Un ancien responsable de la CIA a dit à
Mayer que de nombreux agents avaient contracté une assurance responsabilité civile
pour anticiper les frais juridiques qu’ils risquent d’encourir au
cas où ils seraient inculpés pour sévices à prisonniers. « une peur très
grande existe d’un châtiment organisé par les hommes politiques »
a-t-il dit et « plusieurs gars s’attendent à être jetés en
pâture, » pour servir de boucs-émissaires aux décideurs les plus haut
placés, y compris Bush, Cheney, l’ancien directeur de la CIA, George
Tenet et le ministre de la Justice, Alberto Gonzales qui, en tant que
conseiller de la Maison Blanche, a supervisé le processus apposant un cachet
juridique à l’approbation de la torture.
Plusieurs dirigeants démocrates au Congrès
sont parfaitement au courant du rapport du CICR qui a été transmis aux dirigeants
du Sénat et de la commission spéciale de la Chambre des représentants sur les
services du renseignement, présidée par le sénateur Jay Rockefeller de Virginie
occidentale et le parlementaire démocrate Sylvestre Reyes du Texas.
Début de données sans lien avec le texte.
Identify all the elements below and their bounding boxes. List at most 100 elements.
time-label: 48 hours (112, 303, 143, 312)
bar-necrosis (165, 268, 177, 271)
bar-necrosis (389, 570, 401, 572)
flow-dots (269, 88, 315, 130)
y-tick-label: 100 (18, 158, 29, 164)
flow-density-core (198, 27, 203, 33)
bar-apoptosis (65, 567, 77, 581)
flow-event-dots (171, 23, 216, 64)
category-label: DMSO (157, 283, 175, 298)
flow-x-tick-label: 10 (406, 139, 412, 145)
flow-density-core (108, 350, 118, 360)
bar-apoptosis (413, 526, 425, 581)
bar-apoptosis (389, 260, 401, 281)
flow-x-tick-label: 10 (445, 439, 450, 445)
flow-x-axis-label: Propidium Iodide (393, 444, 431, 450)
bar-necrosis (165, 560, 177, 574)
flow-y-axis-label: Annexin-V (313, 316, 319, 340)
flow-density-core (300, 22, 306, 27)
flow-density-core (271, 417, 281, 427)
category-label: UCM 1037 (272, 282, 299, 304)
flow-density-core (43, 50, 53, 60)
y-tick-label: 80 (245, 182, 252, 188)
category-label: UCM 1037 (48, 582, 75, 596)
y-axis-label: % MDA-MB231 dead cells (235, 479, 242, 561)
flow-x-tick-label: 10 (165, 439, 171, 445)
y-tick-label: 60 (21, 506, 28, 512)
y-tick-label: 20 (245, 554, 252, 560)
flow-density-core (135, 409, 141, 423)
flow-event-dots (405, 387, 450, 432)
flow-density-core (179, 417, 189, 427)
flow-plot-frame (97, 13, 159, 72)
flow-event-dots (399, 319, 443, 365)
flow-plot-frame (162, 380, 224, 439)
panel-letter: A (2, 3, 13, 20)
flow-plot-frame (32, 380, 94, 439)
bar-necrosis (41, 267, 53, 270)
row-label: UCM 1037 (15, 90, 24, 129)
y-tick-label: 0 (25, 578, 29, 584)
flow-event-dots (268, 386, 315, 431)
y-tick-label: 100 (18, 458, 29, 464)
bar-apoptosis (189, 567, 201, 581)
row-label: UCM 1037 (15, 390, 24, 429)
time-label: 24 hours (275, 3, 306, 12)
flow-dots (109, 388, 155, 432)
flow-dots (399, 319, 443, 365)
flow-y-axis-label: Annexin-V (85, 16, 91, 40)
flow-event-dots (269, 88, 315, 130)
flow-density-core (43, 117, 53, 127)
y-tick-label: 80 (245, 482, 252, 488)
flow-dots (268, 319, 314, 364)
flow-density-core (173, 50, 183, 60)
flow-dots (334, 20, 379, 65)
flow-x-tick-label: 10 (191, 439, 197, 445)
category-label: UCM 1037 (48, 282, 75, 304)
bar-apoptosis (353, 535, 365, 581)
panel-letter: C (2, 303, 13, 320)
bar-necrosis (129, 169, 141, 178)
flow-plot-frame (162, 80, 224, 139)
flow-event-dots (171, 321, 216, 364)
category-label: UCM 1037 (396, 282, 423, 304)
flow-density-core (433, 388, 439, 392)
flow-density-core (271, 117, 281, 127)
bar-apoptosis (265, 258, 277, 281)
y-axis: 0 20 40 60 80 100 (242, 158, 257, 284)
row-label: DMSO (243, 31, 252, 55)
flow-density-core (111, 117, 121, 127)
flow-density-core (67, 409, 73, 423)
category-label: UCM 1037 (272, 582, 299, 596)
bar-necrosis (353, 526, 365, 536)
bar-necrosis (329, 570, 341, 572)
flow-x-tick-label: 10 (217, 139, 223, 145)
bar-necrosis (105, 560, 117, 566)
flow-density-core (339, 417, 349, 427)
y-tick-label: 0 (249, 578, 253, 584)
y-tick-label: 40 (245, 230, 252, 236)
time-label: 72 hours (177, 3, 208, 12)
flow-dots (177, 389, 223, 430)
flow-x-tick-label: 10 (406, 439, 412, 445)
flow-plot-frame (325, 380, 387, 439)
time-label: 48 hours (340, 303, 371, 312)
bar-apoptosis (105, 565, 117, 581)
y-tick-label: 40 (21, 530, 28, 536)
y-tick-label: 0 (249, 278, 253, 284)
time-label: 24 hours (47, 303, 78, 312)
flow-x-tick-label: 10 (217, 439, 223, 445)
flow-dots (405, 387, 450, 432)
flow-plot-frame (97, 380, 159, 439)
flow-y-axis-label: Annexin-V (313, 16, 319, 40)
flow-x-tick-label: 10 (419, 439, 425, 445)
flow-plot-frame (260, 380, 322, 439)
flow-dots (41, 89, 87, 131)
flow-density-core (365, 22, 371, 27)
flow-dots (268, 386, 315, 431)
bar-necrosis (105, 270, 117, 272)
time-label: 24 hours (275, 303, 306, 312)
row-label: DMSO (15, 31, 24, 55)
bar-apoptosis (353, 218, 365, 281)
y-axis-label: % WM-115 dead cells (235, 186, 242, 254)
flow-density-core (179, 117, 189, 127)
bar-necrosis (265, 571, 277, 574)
La
présidente de la Chambre des représentants, Nancy Pelosi, ainsi que Harry Reid,
le chef de la majorité au Sénat, étaient probablement aussi « dans le
coup ».
Ce fait souligne la duplicité de la
direction démocrate au Congrès qui, il y a à peine deux jours, a fait passer
une loi élargissant les pouvoirs d’espionnage national d’un
gouvernement dont il savait que le Comité international de la Croix Rouge avait
reconnu comme l’auteur en série de crimes de guerre.
Malgré le caractère sensationnel des
révélations de Mayer, il n’y eut que relativement peu de commentaires à
ce sujet dans les médias américains. Le Washington Post, dans un article
relatant l’article du New Yorker, a confirmé l’existence du
rapport de la Croix Rouge et le fait qu’il a circulé aux plus hauts
échelons de la capitale américaine.
Il a cité « des sources ayant
connaissance du document » qui confirment que les détenus interviewés par
le CICR avaient fait des déclarations similaires de leur torture alors
qu’ils étaient isolés les uns des autres et n’étaient pas en mesure
de coordonner leurs récits. Ceci renforce la crédibilité de leurs témoignages, tout
comme le fait l’exportation de ces méthodes des prisons secrètes de la
CIA et du camp de concentration de Guantánamo Bay vers la prison militaire
américaine d’Abou Ghraib, en Irak d’où avaient été diffusées en
2004 les photos numériques qui avaient occasionné de par le monde un sentiment
d’écoeurement contre les méthodes américaines de torture.